Okay. And in the last couple of days, we've seen some M&A activity back in the bank space. I guess I'm curious if, a, you think it's likely we'll see a bunch of consolidation in the Metro New York market over the next couple of quarters; and b, now that Lakeland is comfortably in the rearview mirror, what characteristics would you be looking for in potential acquisition candidates down the road?

I'm going to give you an awkward answer. I believe that considering our current stock price, buying back our own shares will be the best move we can make instead of pursuing mergers or acquisitions. This reflects the valuation that isn't being recognized at the moment, especially since we've just completed a merger. Once the situation normalizes and our stock is valued appropriately, we can explore opportunities, but the first priority will always be maintaining our culture. It's essential for us to have compatible teams, as this merger has significantly shaped our dynamic leadership.
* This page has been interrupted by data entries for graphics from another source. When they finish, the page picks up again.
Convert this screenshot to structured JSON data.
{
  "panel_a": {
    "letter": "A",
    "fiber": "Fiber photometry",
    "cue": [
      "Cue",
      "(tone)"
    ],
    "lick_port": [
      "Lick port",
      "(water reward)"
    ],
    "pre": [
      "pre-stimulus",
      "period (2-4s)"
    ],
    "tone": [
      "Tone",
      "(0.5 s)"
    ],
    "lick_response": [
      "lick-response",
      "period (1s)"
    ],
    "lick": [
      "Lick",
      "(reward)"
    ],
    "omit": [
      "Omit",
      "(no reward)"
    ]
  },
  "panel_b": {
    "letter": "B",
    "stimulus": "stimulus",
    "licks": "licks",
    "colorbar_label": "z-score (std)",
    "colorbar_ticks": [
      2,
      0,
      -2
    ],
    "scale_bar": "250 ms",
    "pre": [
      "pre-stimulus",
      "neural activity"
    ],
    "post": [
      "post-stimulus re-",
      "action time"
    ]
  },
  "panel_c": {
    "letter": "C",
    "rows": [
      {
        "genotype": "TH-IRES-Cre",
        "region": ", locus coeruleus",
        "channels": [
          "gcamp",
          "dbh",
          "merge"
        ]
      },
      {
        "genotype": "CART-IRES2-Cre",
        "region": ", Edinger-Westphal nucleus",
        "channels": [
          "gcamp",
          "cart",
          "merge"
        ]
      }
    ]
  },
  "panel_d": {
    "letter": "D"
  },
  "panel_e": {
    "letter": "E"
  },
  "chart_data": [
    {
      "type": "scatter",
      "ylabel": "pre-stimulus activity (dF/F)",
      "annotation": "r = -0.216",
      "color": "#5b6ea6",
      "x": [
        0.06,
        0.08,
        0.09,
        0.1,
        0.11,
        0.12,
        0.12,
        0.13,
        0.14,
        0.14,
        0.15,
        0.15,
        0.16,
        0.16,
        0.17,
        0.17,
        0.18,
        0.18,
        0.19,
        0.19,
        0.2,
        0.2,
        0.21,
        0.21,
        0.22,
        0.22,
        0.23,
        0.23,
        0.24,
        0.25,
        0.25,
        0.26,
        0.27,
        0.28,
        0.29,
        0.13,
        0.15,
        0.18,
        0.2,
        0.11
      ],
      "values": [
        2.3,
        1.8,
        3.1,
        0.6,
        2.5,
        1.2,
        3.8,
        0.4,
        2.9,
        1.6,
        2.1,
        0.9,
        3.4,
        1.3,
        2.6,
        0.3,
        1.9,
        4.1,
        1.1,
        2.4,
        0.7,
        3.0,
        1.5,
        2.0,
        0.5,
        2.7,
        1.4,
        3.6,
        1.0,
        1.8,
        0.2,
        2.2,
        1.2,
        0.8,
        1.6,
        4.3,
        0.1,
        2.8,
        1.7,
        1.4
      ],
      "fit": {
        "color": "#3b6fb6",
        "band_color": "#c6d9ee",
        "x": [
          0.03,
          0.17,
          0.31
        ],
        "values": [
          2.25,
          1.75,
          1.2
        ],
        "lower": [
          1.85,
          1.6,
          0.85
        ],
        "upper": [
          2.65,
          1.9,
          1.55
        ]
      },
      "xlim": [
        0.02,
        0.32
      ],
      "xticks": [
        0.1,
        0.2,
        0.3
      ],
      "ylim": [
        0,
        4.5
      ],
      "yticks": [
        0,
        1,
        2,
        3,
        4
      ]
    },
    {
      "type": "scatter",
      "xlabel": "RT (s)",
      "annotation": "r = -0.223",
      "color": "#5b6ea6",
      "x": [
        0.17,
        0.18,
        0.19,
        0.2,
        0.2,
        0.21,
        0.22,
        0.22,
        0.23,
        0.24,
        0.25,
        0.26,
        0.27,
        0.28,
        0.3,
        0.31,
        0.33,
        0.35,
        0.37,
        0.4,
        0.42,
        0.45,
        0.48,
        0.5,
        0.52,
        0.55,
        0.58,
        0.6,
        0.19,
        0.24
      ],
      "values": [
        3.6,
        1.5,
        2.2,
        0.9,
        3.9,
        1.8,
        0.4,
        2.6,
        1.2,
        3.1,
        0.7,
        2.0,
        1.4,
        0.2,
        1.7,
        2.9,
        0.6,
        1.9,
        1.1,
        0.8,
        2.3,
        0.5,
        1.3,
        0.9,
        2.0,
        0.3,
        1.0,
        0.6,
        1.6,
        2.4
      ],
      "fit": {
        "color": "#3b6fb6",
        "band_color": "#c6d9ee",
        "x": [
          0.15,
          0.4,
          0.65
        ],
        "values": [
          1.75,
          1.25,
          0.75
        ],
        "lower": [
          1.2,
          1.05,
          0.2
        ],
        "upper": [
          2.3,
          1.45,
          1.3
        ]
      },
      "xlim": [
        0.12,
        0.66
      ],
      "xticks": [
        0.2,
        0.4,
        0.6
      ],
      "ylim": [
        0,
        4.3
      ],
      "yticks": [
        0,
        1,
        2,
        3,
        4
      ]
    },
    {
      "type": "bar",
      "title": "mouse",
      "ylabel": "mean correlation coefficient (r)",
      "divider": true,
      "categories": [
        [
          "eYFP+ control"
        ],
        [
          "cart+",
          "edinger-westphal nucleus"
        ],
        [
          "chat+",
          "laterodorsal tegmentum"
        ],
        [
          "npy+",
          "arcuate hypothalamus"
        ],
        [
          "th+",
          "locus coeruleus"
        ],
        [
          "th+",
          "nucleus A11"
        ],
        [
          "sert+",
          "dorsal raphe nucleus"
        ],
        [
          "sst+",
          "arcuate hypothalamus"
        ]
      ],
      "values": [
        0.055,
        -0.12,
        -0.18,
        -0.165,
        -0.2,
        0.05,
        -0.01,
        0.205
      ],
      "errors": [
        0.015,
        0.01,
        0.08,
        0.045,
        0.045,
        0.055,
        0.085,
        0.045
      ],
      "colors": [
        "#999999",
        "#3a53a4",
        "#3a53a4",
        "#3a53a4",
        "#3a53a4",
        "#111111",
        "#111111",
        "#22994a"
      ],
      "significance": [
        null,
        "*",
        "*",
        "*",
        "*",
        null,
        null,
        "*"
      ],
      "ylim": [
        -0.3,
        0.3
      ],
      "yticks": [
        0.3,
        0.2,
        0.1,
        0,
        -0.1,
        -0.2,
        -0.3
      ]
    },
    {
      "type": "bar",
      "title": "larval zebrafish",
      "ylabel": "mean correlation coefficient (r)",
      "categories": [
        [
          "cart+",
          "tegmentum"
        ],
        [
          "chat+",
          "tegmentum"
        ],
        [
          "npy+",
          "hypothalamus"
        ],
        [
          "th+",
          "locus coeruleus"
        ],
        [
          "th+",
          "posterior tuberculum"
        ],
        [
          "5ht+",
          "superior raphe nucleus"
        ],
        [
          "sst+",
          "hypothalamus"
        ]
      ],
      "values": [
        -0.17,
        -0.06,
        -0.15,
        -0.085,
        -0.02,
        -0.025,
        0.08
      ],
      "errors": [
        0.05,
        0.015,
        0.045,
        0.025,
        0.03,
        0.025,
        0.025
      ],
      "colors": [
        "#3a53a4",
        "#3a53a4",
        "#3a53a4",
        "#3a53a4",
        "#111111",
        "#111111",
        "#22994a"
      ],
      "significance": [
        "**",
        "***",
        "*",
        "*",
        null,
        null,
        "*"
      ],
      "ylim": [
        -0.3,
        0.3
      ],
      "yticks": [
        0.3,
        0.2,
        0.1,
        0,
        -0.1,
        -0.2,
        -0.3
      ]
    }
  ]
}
I'm proud of how our teams collaborate, and we want any future merger to enhance rather than disrupt that culture. Additionally, we will look for opportunities that provide value, whether through new deposits or business lines. While financial transactions are always an option, our stock needs to be valued properly before any financial deal can proceed. I believe the market will continue to consolidate, but we need to see valuations align before that potential can be realized.

Operator

Your next question comes from the line of Feddie Strickland with Hovde Group.

Speaker 6

Appreciate the overall expense guide. I think last quarter, we talked a little bit about timing that maybe expenses were a little higher earlier in the year and then kind of go down in the back part of the year. Is that still sort of the expectation throughout the course of 2025? Or can you just generally explain that, how you see expenses playing out over the course of the year?

Yes. That's accurate, Feddie. We left the guidance at $113 million to $115 million to give us a little room in case something unexpected shows up, but I would probably forecast on the lower end of that range. Theoretically, as low as the $112 million number could be possible, but we're just being a little bit conservative there.

Speaker 6

Perfect. And then I saw insurance commissions were particularly strong in the quarter. I think you mentioned it in your opening comments. Is there any seasonality in there? Or I suppose, what sort of growth could we maybe see on a year-over-year basis in the second quarter?

I think the business is very seasonal. It tends to run the first quarter being the best, second quarter trails right behind that. Summer tends to be the weakest quarter, not the weakest but the lowest, and then the fourth quarter starts to inch up again. So it's kind of that seasonality. The way I would characterize it is to look at comparing the same quarter last year. I think the business has been running at somewhere close to 20% growth over the comparable period on a compounded annual growth rate. Sorry? Pretax income.

Speaker 7

Pretax income.

Yes. And so therefore, I think that's kind of the guidance that I would share, and it appears they're going to be on pace to do the same as we move throughout the year.

Speaker 6

Great. And then just one last question. You mentioned something about potential buybacks, and I was going to ask how you view capital as you're moving into a bit of a capital build mode at this point. Are share repurchases something we might see in the next couple of quarters if the share price remains at these levels?

Yes, we don't want to foreclose the possibility. I'd like to have the flexibility to do that opportunistically. That said, you see the strength of the pipeline. There's a lot of good profitable high-return growth available to us, and that tends to be our first option.

We're evaluating them.

Operator

I will now turn the call back to Anthony Labozzetta for closing remarks.

Thank you, everyone, for your questions and for joining the call. We are excited for the rest of the year and look forward to speaking with you soon. Thank you very much. Have a great day.

Operator

Ladies and gentlemen, that concludes today's call. You can now disconnect. Thank you, and have a great day.